Figure 6:. Cell-cell communication in the NSC niche.

(A) Dot plot summarizing the expression pattern of secreted and cell surface signaling molecules and their receptors in the SVZ. The size of the dots is proportional to the contribution of a cell type to a specific pathway. (B) Dot plot summarizing the signal sending and receiving cells for each listed pathway mediated by ECM signaling in the SVZ. (C) Scatter plot showing the contribution of each cell type in the SVZ to secreted/cell surface molecule-mediated communication (left) and to ECM-mediated communication (right). The size of the dots is proportional to the total number of incoming and outgoing signaling pathways associated with a cell type. (D) Heatmaps showing the differential overall signaling strength in the SVZ between Y-C and O-C (left) and between O-C and Y-Ex (right) mice. The top bars and right bars represent the sum of incoming and outgoing signaling strength of each cell type, respectively. On the left, red and blue represent higher and lower signaling strength in the O-C mice, respectively, in comparison to Y-C mice. On the right, red and blue represent lower and higher signaling strength in the O-C mice, respectively, in comparison to O-Ex mice. (E) Chord plots showing the TWEAK and MK signaling network in the SVZ. Note that TWEAK signaling disappears in O-C and recovers in O-Ex. The arrows point to signal receiving cells. (F) Circle plot demonstrating the TWEAK signaling network in the SVZ. The thickness of the lines represents signaling strength; the color of the lines represents the source of the signal and the arrows point toward signal receiving cells. (G) Violin plots showing the expression pattern of the TNFSF12 ligand and the TNFRSF12A receptor in SVZ cells. (H) Chord plots showing the CSF, BAFF, TNF, THY1, and CX3C signaling networks in SVZ cells. (I) Violin plots showing the expression pattern of the BAFF, TNF, and THY1 signaling components in microglia.

Figure 7:. Aging- and exercise-induced changes in myofibers.

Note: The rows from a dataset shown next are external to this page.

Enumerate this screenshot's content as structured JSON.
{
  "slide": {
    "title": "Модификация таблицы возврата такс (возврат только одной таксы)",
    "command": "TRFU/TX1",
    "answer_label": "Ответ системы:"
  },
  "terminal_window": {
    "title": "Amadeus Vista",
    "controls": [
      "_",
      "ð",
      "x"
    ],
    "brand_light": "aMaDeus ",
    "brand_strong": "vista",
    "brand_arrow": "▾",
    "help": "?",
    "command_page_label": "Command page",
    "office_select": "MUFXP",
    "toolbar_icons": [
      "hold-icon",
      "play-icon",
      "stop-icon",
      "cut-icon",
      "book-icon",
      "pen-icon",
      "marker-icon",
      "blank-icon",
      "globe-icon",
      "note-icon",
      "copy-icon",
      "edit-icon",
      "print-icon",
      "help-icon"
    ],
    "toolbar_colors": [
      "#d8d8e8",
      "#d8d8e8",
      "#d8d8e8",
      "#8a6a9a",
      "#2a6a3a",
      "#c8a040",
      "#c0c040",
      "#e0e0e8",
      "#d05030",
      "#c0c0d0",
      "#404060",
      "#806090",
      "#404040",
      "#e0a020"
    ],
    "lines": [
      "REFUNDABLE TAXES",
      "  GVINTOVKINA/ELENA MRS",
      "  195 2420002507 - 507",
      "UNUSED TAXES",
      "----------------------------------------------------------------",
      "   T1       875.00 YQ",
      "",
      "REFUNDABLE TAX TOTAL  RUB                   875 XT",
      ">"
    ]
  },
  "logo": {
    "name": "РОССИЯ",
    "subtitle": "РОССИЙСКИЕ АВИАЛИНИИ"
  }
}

(A) Schematic diagram of the single fiber RNA-seq methodology (top) and PCA analysis of data from fibers from young and old mice with and without exercise (bottom). (B) Venn diagram demonstrating the percentage of downregulated age-DEGs that were restored in myofibers from O-Ex mice (top) and dot plot summarizing the changes in the expression of genes in the lipid metabolic process (bottom). (C) Venn diagram demonstrating the percentage of upregulated age-DEGs that were restored in myofibers from O-Ex mice (top) and dot plot summarizing the changes in the expression of genes in the TNFα signaling pathway (bottom). (D) Dot plot demonstrating the differential expression of age-DEGs encoding secreted or cell surface ligands in myofibers from O-C mice in comparison to Y-C (left) and to O-Ex mice (right). The color indicates fold change and the size indicates the significance of the change. Red indicates higher and lower expression in O-C on the left and right, respectively. (E) UpSet plot showing the predicted receptors for Spp1 in cell types in skeletal muscle. (F) Dot plot demonstrating the number of predicted SPP1 target genes whose expression changed in old mice and was restored in exercised old mice, and the percentage of these genes among all SPP1 target genes whose expression changed in old mice. (G) Bar graph showing the level of Spp1 in Y-C, Y-Ex, O-C, and O-Ex mice detected by ELISA. n=4 mice. Data are shown as mean ± SEM. *p < 0.05, **p<0.01, ***p < 0.001 (unpaired t tests). (H) Comparison of muscle regeneration in O-C, O-Ex, and O-Ex mice injected with a neutralizing Spp1 antibody (O-Ex – Spp1). Cross sections were collected from the TA muscles of these mice 4 days after injury. Newly regenerated myofibers were identified by an antibody specific to embryonic myosin heavy chain (eMyHC). Scale bars represent 50 μm. The eMyHC-positive area normalized by total injured area is plotted and shown on the right. n=4 mice. Data are shown as mean ± SEM. *p < 0.05, **p<0.01, ***p < 0.001 (unpaired t tests).